Question

Consider randomly selecting a student at a large university. Let A be the event that the selected student has a Visa card, let B be the analogous event for MasterCard, and let C be the event that the selected student has an American Express card.

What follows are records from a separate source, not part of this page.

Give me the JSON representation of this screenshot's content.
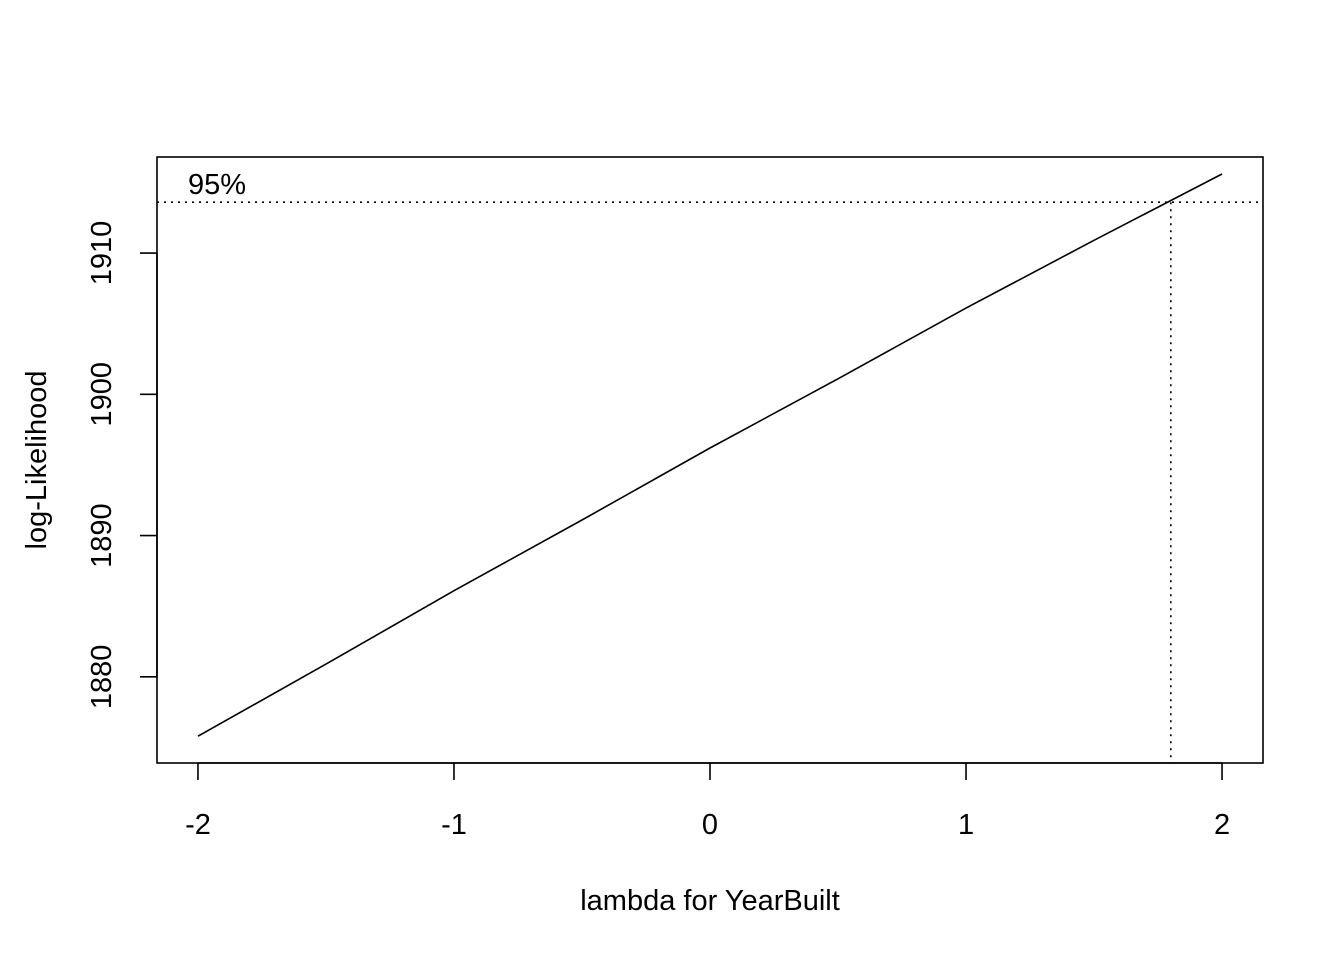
{
  "chart_data": {
    "type": "line",
    "title": "",
    "xlabel": "lambda for YearBuilt",
    "ylabel": "log-Likelihood",
    "xlim": [
      -2.16,
      2.16
    ],
    "ylim": [
      1873.9,
      1916.8
    ],
    "x_ticks": [
      -2,
      -1,
      0,
      1,
      2
    ],
    "x_tick_labels": [
      "-2",
      "-1",
      "0",
      "1",
      "2"
    ],
    "y_ticks": [
      1880,
      1890,
      1900,
      1910
    ],
    "y_tick_labels": [
      "1880",
      "1890",
      "1900",
      "1910"
    ],
    "grid": false,
    "series": [
      {
        "x": [
          -2,
          -1.5,
          -1,
          -0.5,
          0,
          0.5,
          1,
          1.5,
          2
        ],
        "y": [
          1875.8,
          1880.9,
          1886.1,
          1891.1,
          1896.2,
          1901.1,
          1906.1,
          1910.9,
          1915.6
        ],
        "color": "#000000"
      }
    ],
    "ci_threshold": 1913.6,
    "ci_threshold_label": "95%",
    "ci_bounds": [
      1.8
    ],
    "line_color": "#000000"
  }
}
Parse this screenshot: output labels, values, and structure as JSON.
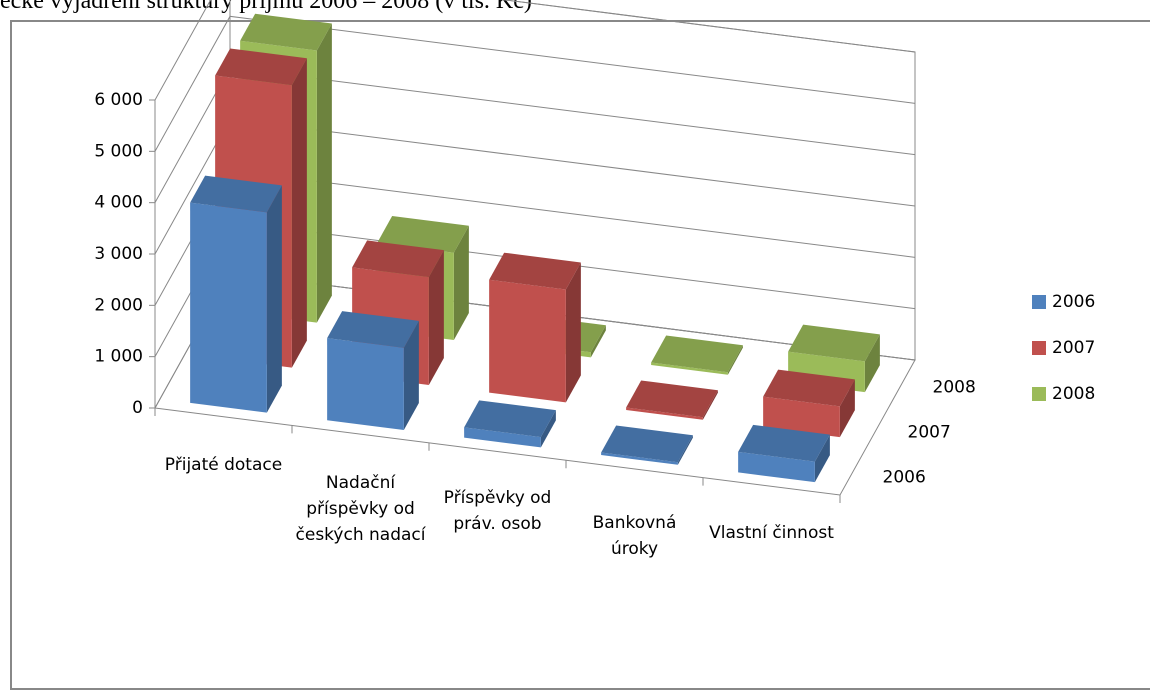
{
  "chart_data": {
    "type": "bar3d",
    "title": "ecké vyjádření struktury příjmů 2006 – 2008 (v tis. Kč)",
    "categories": [
      "Přijaté dotace",
      "Nadační příspěvky od českých nadací",
      "Příspěvky od práv. osob",
      "Bankovná úroky",
      "Vlastní činnost"
    ],
    "series": [
      {
        "name": "2006",
        "color": "#4f81bd",
        "values": [
          3900,
          1600,
          200,
          50,
          400
        ]
      },
      {
        "name": "2007",
        "color": "#c0504d",
        "values": [
          5500,
          2100,
          2200,
          50,
          600
        ]
      },
      {
        "name": "2008",
        "color": "#9bbb59",
        "values": [
          5300,
          1700,
          100,
          50,
          600
        ]
      }
    ],
    "ylim": [
      0,
      6000
    ],
    "yticks": [
      0,
      {
        "value": 1000,
        "label": "1 000"
      },
      {
        "value": 2000,
        "label": "2 000"
      },
      {
        "value": 3000,
        "label": "3 000"
      },
      {
        "value": 4000,
        "label": "4 000"
      },
      {
        "value": 5000,
        "label": "5 000"
      },
      {
        "value": 6000,
        "label": "6 000"
      }
    ],
    "grid": true,
    "legend": "right"
  }
}
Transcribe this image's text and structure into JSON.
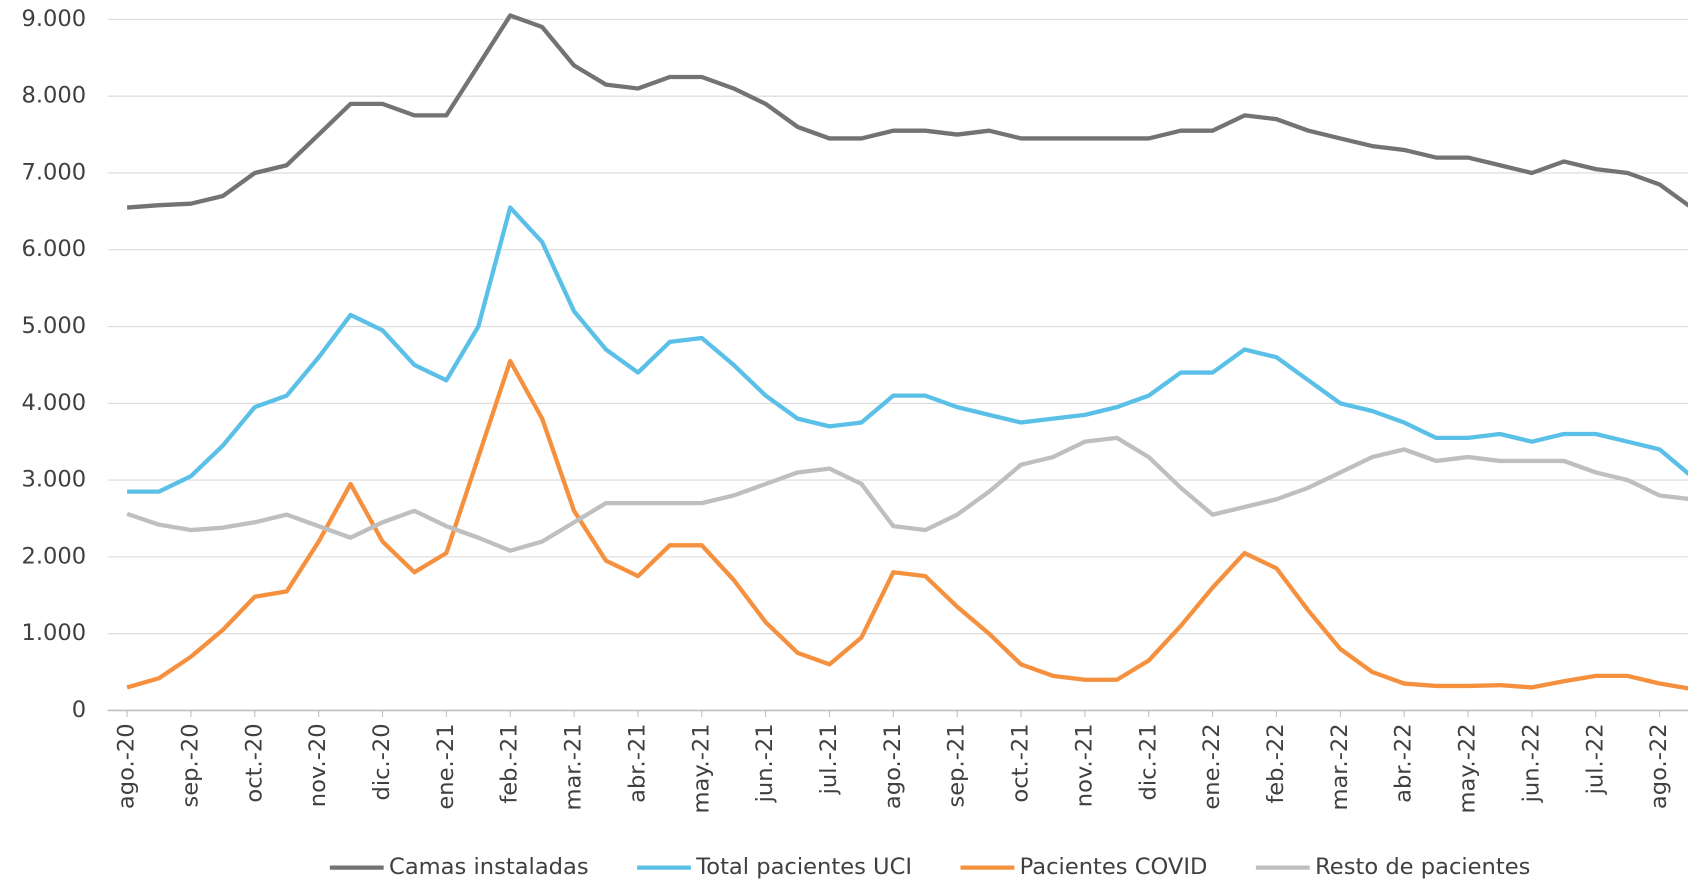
{
  "chart_data": {
    "type": "line",
    "categories": [
      "ago.-20",
      null,
      "sep.-20",
      null,
      "oct.-20",
      null,
      "nov.-20",
      null,
      "dic.-20",
      null,
      "ene.-21",
      null,
      "feb.-21",
      null,
      "mar.-21",
      null,
      "abr.-21",
      null,
      "may.-21",
      null,
      "jun.-21",
      null,
      "jul.-21",
      null,
      "ago.-21",
      null,
      "sep.-21",
      null,
      "oct.-21",
      null,
      "nov.-21",
      null,
      "dic.-21",
      null,
      "ene.-22",
      null,
      "feb.-22",
      null,
      "mar.-22",
      null,
      "abr.-22",
      null,
      "may.-22",
      null,
      "jun.-22",
      null,
      "jul.-22",
      null,
      "ago.-22",
      null
    ],
    "series": [
      {
        "name": "Camas instaladas",
        "color": "#737373",
        "values": [
          6550,
          6580,
          6600,
          6700,
          7000,
          7100,
          7500,
          7900,
          7900,
          7750,
          7750,
          8400,
          9050,
          8900,
          8400,
          8150,
          8100,
          8250,
          8250,
          8100,
          7900,
          7600,
          7450,
          7450,
          7550,
          7550,
          7500,
          7550,
          7450,
          7450,
          7450,
          7450,
          7450,
          7550,
          7550,
          7750,
          7700,
          7550,
          7450,
          7350,
          7300,
          7200,
          7200,
          7100,
          7000,
          7150,
          7050,
          7000,
          6850,
          6550
        ]
      },
      {
        "name": "Total pacientes UCI",
        "color": "#5bc0e8",
        "values": [
          2850,
          2850,
          3050,
          3450,
          3950,
          4100,
          4600,
          5150,
          4950,
          4500,
          4300,
          5000,
          6550,
          6100,
          5200,
          4700,
          4400,
          4800,
          4850,
          4500,
          4100,
          3800,
          3700,
          3750,
          4100,
          4100,
          3950,
          3850,
          3750,
          3800,
          3850,
          3950,
          4100,
          4400,
          4400,
          4700,
          4600,
          4300,
          4000,
          3900,
          3750,
          3550,
          3550,
          3600,
          3500,
          3600,
          3600,
          3500,
          3400,
          3050
        ]
      },
      {
        "name": "Pacientes COVID",
        "color": "#f5913e",
        "values": [
          300,
          420,
          700,
          1050,
          1480,
          1550,
          2200,
          2950,
          2200,
          1800,
          2050,
          3300,
          4550,
          3800,
          2600,
          1950,
          1750,
          2150,
          2150,
          1700,
          1150,
          750,
          600,
          950,
          1800,
          1750,
          1350,
          1000,
          600,
          450,
          400,
          400,
          650,
          1100,
          1600,
          2050,
          1850,
          1300,
          800,
          500,
          350,
          320,
          320,
          330,
          300,
          380,
          450,
          450,
          350,
          280
        ]
      },
      {
        "name": "Resto de pacientes",
        "color": "#bfbfbf",
        "values": [
          2560,
          2420,
          2350,
          2380,
          2450,
          2550,
          2400,
          2250,
          2450,
          2600,
          2400,
          2250,
          2080,
          2200,
          2450,
          2700,
          2700,
          2700,
          2700,
          2800,
          2950,
          3100,
          3150,
          2950,
          2400,
          2350,
          2550,
          2850,
          3200,
          3300,
          3500,
          3550,
          3300,
          2900,
          2550,
          2650,
          2750,
          2900,
          3100,
          3300,
          3400,
          3250,
          3300,
          3250,
          3250,
          3250,
          3100,
          3000,
          2800,
          2750
        ]
      }
    ],
    "ylim": [
      0,
      9000
    ],
    "yticks": [
      {
        "value": 0,
        "label": "0"
      },
      {
        "value": 1000,
        "label": "1.000"
      },
      {
        "value": 2000,
        "label": "2.000"
      },
      {
        "value": 3000,
        "label": "3.000"
      },
      {
        "value": 4000,
        "label": "4.000"
      },
      {
        "value": 5000,
        "label": "5.000"
      },
      {
        "value": 6000,
        "label": "6.000"
      },
      {
        "value": 7000,
        "label": "7.000"
      },
      {
        "value": 8000,
        "label": "8.000"
      },
      {
        "value": 9000,
        "label": "9.000"
      }
    ],
    "grid": true,
    "legend": "bottom"
  }
}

Suppose that P(A) = 0.6, P(B) = 0.4, and P(A ∩ B) = 0.3, suppose that P(C) = 0.2, P(A ∩ C) = 0.12, P(B ∩ C) = 0.1, and P(A ∩ B ∩ C) = 0.07. (a) What is the probability that the selected student has at least one of the three types of cards?

Answer 1

0.75

Explanation:

Given,

P(A) = 0.6, P(B) = 0.4, P(C) = 0.2,

P(A ∩ B) = 0.3, P(A ∩ C) = 0.12, P(B ∩ C) = 0.1 and P(A ∩ B ∩ C) = 0.07,

Where,

A = event that the selected student has a Visa card,

B = event that the selected student has a MasterCard,

C = event that the selected student has an American Express card,

We know that,

P(A ∪ B ∪ C) = P(A) + P(B) + P(C) - P(A ∩ B) - P(A ∩ C) - P(B ∩ C) + P(A ∩ B ∩ C)

= 0.6 + 0.4 + 0.2 - 0.3 - 0.12 - 0.1 + 0.07

= 0.75

Hence, the probability that the selected student has at least one of the three types of cards is 0.75.